Le groupe chimique allemand BASF souhaite supprimer 6000 emplois en son sein d’ici 2021, a annoncé jeudi sa direction. Au niveau mondial, l’entreprise emploie 122.000 personnes.

Premiers changements début 2020

Dans un communiqué, BASF indique que la réduction d’emplois sera liée à « une simplification de l’organisation, des gains d’efficacité au niveau de l’administration, des services et des divisions opérationnelles ». La structure centrale sera également rationalisée. En fonction de ses futurs taux de croissance, le groupe prévoit toutefois de nouvelles embauches dans les secteurs de la production ou de la digitalisation.

C’est principalement au siège central du groupe en Allemagne que des postes de travail vont disparaître : ressources humaines, communication, informatique, finance, etc.

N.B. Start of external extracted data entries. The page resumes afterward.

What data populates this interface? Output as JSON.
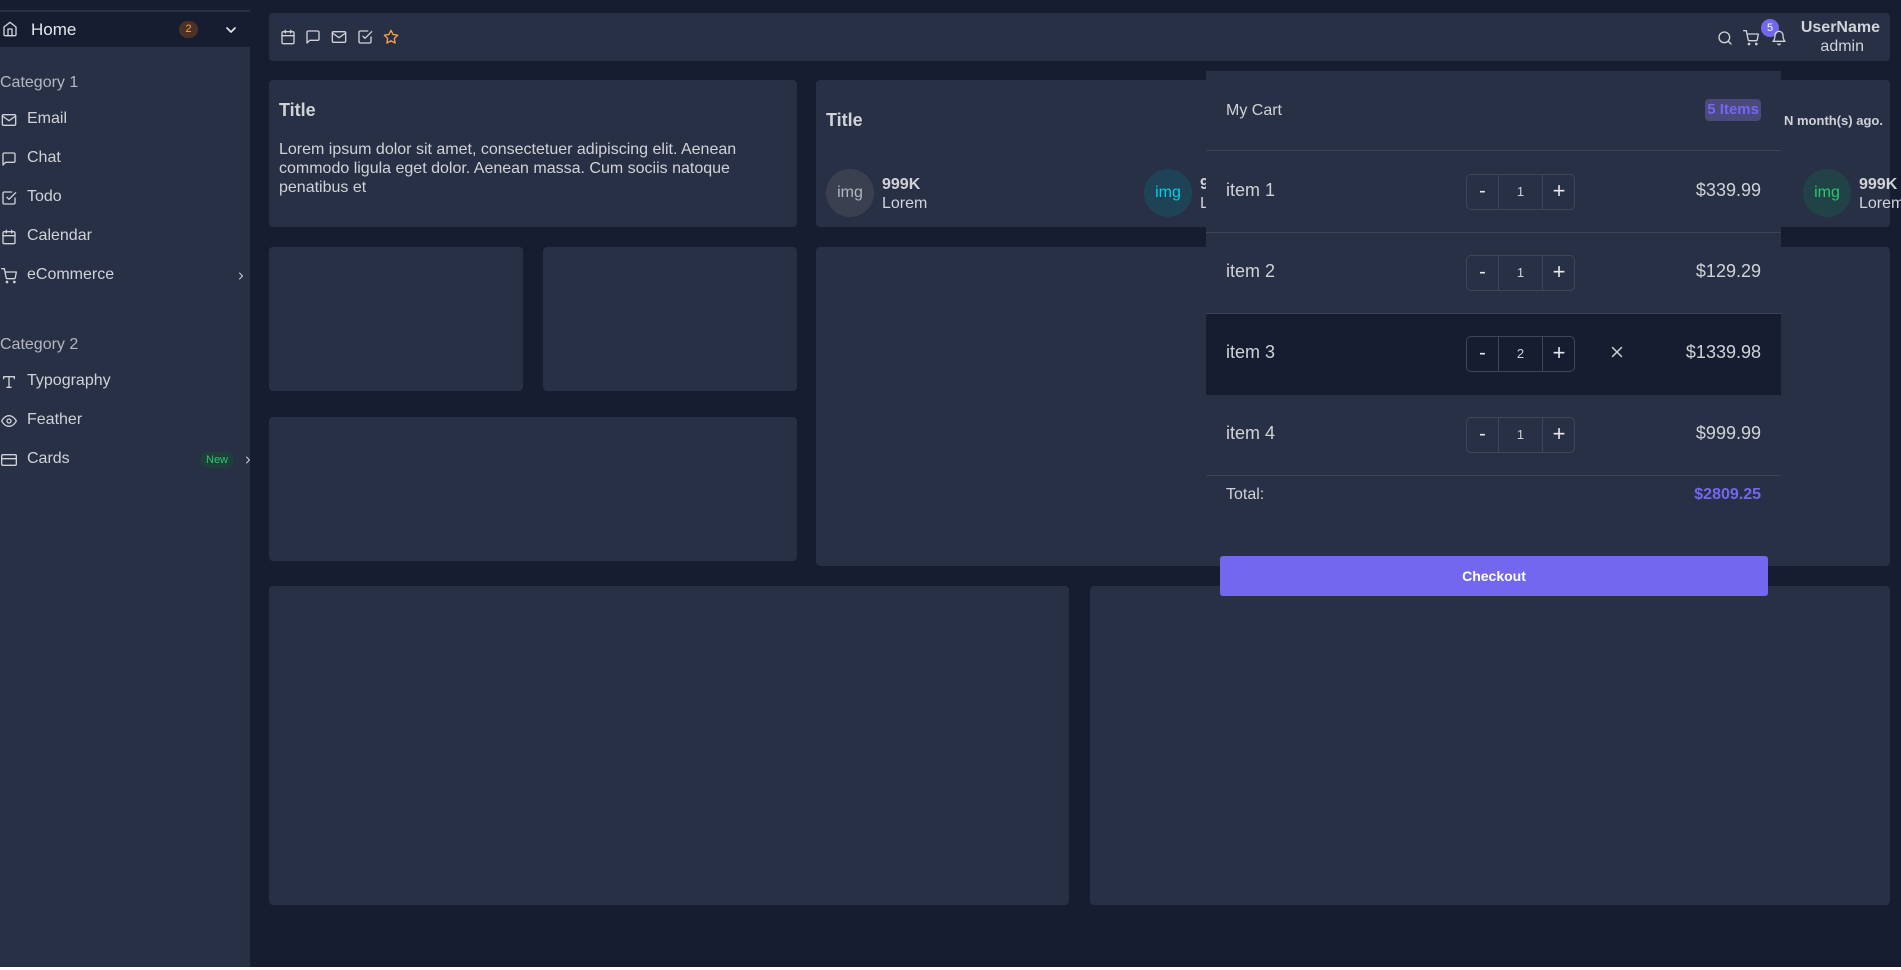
{
  "sidebar": {
    "home": {
      "label": "Home",
      "badge": "2"
    },
    "categories": [
      {
        "label": "Category 1"
      },
      {
        "label": "Category 2"
      }
    ],
    "items": [
      {
        "label": "Email",
        "icon": "mail-icon"
      },
      {
        "label": "Chat",
        "icon": "message-square-icon"
      },
      {
        "label": "Todo",
        "icon": "check-square-icon"
      },
      {
        "label": "Calendar",
        "icon": "calendar-icon"
      },
      {
        "label": "eCommerce",
        "icon": "shopping-cart-icon"
      },
      {
        "label": "Typography",
        "icon": "type-icon"
      },
      {
        "label": "Feather",
        "icon": "eye-icon"
      },
      {
        "label": "Cards",
        "icon": "credit-card-icon",
        "badge": "New"
      }
    ]
  },
  "navbar": {
    "bookmarks": [
      "calendar-icon",
      "message-square-icon",
      "mail-icon",
      "check-square-icon",
      "star-icon"
    ],
    "cart_count": "5",
    "user": {
      "name": "UserName",
      "role": "admin"
    }
  },
  "cards": {
    "card1": {
      "title": "Title",
      "text": "Lorem ipsum dolor sit amet, consectetuer adipiscing elit. Aenean commodo ligula eget dolor. Aenean massa. Cum sociis natoque penatibus et"
    },
    "card2": {
      "title": "Title",
      "updated": "N month(s) ago.",
      "stats": [
        {
          "avatar": "img",
          "value": "999K",
          "label": "Lorem",
          "color": "#82868b"
        },
        {
          "avatar": "img",
          "value": "9",
          "label": "L",
          "color": "#00cfe8"
        },
        {
          "avatar": "img",
          "value": "999K",
          "label": "Lorem",
          "color": "#28c76f"
        }
      ]
    }
  },
  "cart": {
    "title": "My Cart",
    "count_label": "5 Items",
    "items": [
      {
        "name": "item 1",
        "qty": "1",
        "price": "$339.99"
      },
      {
        "name": "item 2",
        "qty": "1",
        "price": "$129.29"
      },
      {
        "name": "item 3",
        "qty": "2",
        "price": "$1339.98"
      },
      {
        "name": "item 4",
        "qty": "1",
        "price": "$999.99"
      }
    ],
    "minus": "-",
    "plus": "+",
    "total_label": "Total:",
    "total_value": "$2809.25",
    "checkout_label": "Checkout"
  },
  "colors": {
    "bg": "#161d31",
    "card": "#283046",
    "accent": "#7367f0",
    "warning": "#ff9f43",
    "success": "#28c76f",
    "info": "#00cfe8"
  }
}
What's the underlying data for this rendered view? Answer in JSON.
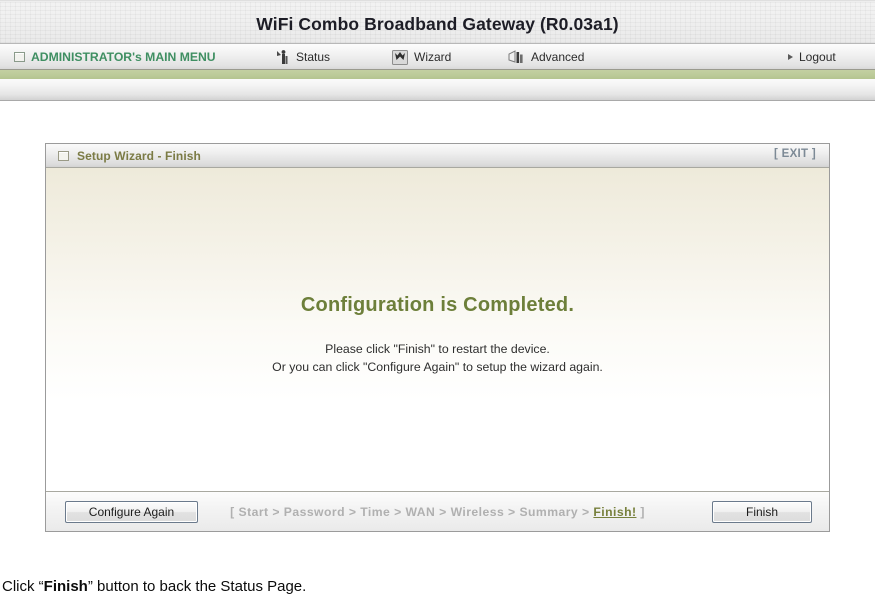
{
  "header": {
    "title": "WiFi Combo Broadband Gateway (R0.03a1)"
  },
  "nav": {
    "main_menu": {
      "label": "ADMINISTRATOR's MAIN MENU",
      "icon": "window-icon",
      "color": "#3f8f62"
    },
    "items": [
      {
        "label": "Status",
        "icon": "status-antenna-icon"
      },
      {
        "label": "Wizard",
        "icon": "wizard-hat-icon"
      },
      {
        "label": "Advanced",
        "icon": "advanced-tools-icon"
      }
    ],
    "logout": {
      "label": "Logout",
      "icon": "arrow-right-icon"
    }
  },
  "panel": {
    "title": "Setup Wizard - Finish",
    "exit_label": "[ EXIT ]",
    "headline": "Configuration is Completed.",
    "line1": "Please click \"Finish\" to restart the device.",
    "line2": "Or you can click \"Configure Again\" to setup the wizard again.",
    "title_color": "#7b7b45",
    "headline_color": "#6d7f3a"
  },
  "footer": {
    "configure_again_label": "Configure Again",
    "finish_label": "Finish",
    "breadcrumb": {
      "open_bracket": "[ ",
      "steps": [
        "Start",
        "Password",
        "Time",
        "WAN",
        "Wireless",
        "Summary"
      ],
      "separator": " > ",
      "current": "Finish!",
      "close_bracket": " ]",
      "inactive_color": "#b0b0b0",
      "current_color": "#77803c"
    }
  },
  "caption": {
    "prefix": "Click “",
    "bold": "Finish",
    "suffix": "” button to back the Status Page."
  }
}
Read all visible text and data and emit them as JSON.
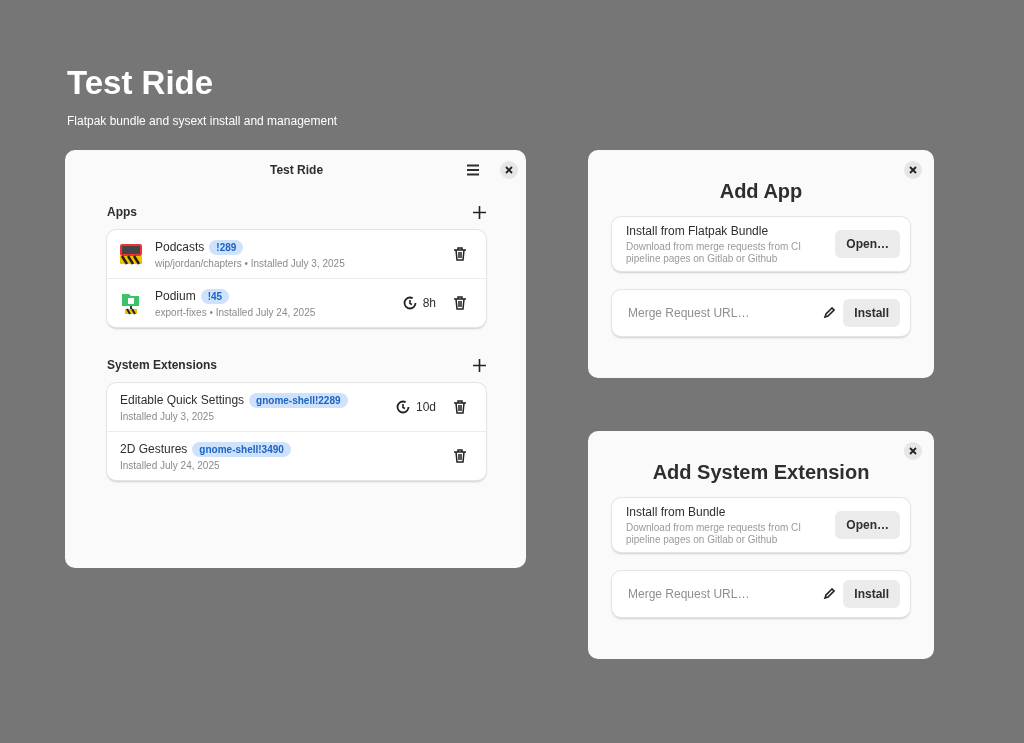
{
  "header": {
    "title": "Test Ride",
    "subtitle": "Flatpak bundle and sysext install and management"
  },
  "main_window": {
    "title": "Test Ride",
    "sections": [
      {
        "title": "Apps",
        "kind": "apps",
        "rows": [
          {
            "name": "Podcasts",
            "badge": "!289",
            "detail": "wip/jordan/chapters • Installed July 3, 2025"
          },
          {
            "name": "Podium",
            "badge": "!45",
            "detail": "export-fixes • Installed July 24, 2025",
            "timer": "8h"
          }
        ]
      },
      {
        "title": "System Extensions",
        "kind": "extensions",
        "rows": [
          {
            "name": "Editable Quick Settings",
            "badge": "gnome-shell!2289",
            "detail": "Installed July 3, 2025",
            "timer": "10d"
          },
          {
            "name": "2D Gestures",
            "badge": "gnome-shell!3490",
            "detail": "Installed July 24, 2025"
          }
        ]
      }
    ]
  },
  "dialogs": [
    {
      "title": "Add App",
      "bundle_title": "Install from Flatpak Bundle",
      "bundle_desc": "Download from merge requests from CI pipeline pages on Gitlab or Github",
      "open_button": "Open…",
      "url_placeholder": "Merge Request URL…",
      "install_button": "Install"
    },
    {
      "title": "Add System Extension",
      "bundle_title": "Install from Bundle",
      "bundle_desc": "Download from merge requests from CI pipeline pages on Gitlab or Github",
      "open_button": "Open…",
      "url_placeholder": "Merge Request URL…",
      "install_button": "Install"
    }
  ]
}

Plus d’autonomie pour Anvers

Le site d’Anvers n’est pas concerné par les suppressions d’emplois, indique Fanny Heyndrickx, la porte-parole de BASF Belgique. « Nous allons même gagner en autonomie avec cette réorganisation au sein du groupe », dit-elle. Le site anversois continue même à recruter, ajoute la porte-parole.

Avec la restructuration annoncée jeudi, le groupe espère réaliser une économie de 300 millions d’euros, qui s’inscrira dans un programme visant à dégager 2 milliards d’euros d’économies annuelles dès 2021, a précisé l’entreprise.

Les premiers changements prendront effet le 1er janvier 2020.

L’an dernier, son concurrent Bayer avait déjà annoncé vouloir se séparer de 12.000 personnes à travers le monde.

I.L.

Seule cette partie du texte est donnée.